The ordinance defines covered “retail employees” as those who (1) work at least two hours within the unincorporated areas of Los Angeles County, (2) qualify for minimum wage under California law, and (3) are assigned to a primary work location and duties that support retail stores or warehouses.

Food service workers and the restaurant industry aren’t included in the ordinance at this time, but Los Angeles County has indicated that it will be looking to provide similar coverage to other industries in the future, including food service.

Compliance Requirements for Employers

In order to comply with the ordinance, employers should plan to – 

  • Provide a good faith estimate of work schedules to prospective employees before hire and to current employees within 10 calendar days of a request
  • Provide schedules to workers two weeks (14 calendar days) in advance, with the understanding that employees have a right to decline any hours not included in that schedule
  • Hear employees’ preferred hours, times, and location requests, though employers are not obligated to grant the requests but to accept or deny them in writing
  • Offer additional hours to current employees at least 3 days before hiring a new employee or contractor
  • Space out employee shifts by at least 10 hours, unless the employer is prepared to obtain written consent from the employee and pay time and a half for each hour of the subsequent shift
  • Post the required Notice on the workplace’s bulletin board, or similar location visible to employees
  • Maintain current and former employees’ records/schedules for three years

What Happens to Changes in an Employee’s Work Schedule During the Notice Period?

Under certain circumstances, employees will be entitled to “predictability pay” if changes are made to an employee’s work schedule during the notice period. Employers will have to pay one hour of compensation at the employee’s regular rate of pay for any changes to an employee’s scheduled date, time, or location where an employee has no loss in hours or is required to work more than 15 minutes of scheduled work. 

Where an employer changes the start or end time of a scheduled shift during the notice period that results in a loss of more than 15 minutes, employers will be required to pay half of the employee’s regular rate of pay. The employer will also be required to pay this amount when time is subtracted from a shift before or after the employee reports to work, the employer changes the date of a scheduled shift or cancels it, or the employer schedules the employee for an on-call shift and the employee is not called in.

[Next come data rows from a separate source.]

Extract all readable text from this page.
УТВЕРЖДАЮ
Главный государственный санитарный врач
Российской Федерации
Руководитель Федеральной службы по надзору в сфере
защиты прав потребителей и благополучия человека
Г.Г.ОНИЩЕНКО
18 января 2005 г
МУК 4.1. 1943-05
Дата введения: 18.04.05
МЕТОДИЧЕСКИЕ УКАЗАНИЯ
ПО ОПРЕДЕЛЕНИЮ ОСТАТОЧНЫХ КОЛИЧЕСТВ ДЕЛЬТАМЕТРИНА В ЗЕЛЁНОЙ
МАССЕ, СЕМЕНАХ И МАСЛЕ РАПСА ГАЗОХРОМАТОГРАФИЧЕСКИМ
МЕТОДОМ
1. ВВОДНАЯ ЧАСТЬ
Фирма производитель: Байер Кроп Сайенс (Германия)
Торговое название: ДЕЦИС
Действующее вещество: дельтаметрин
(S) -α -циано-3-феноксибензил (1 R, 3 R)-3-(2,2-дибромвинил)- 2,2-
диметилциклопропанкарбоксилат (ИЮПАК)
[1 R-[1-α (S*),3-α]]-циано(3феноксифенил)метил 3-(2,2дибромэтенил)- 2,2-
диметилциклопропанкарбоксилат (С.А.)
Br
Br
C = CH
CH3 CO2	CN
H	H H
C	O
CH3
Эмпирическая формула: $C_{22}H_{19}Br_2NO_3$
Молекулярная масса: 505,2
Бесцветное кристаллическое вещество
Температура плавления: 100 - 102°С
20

“Predictability pay” does not apply where an employee changes their schedule or accepts a shift due to another employee’s absence, where work conditions are compromised or changes are made due to violations of any law or policies, or where employees accept overtime hours.

Penalties for Non-Compliance

Violating the ordinance could subject employers to penalties ranging from $500 to $1,000 per violation. Employers could also be subject to a fine of up to $1,000 for retaliating against an employee who reports violations. 

Supporters of the ordinance contest that the ordinance allows for workers to retain more stability, control, and predictability over their schedules so they can plan for childcare and other life and family obligations. Critics worry that the policy will complicate the already challenging logistics of scheduling staff when last-minute changes are needed. Critics also advocate that the ordinance does not include a policy for honest, clerical mistakes and believe that the penalty requirements and potential for increased lawsuits will result in higher grocery and retail costs for consumers. 

This is a fairly onerous ordinance for the LA retail industry. With only a year away, now is the time for retail businesses in the unincorporated areas of Los Angeles County to review their scheduling and record retention practices and confirm that their payroll departments understand how to handle predictability pay. 

DISCLAIMER: Because of the generality of this update, the information provided herein may not be applicable in all situations and should not be acted upon without specific legal advice based on particular situations.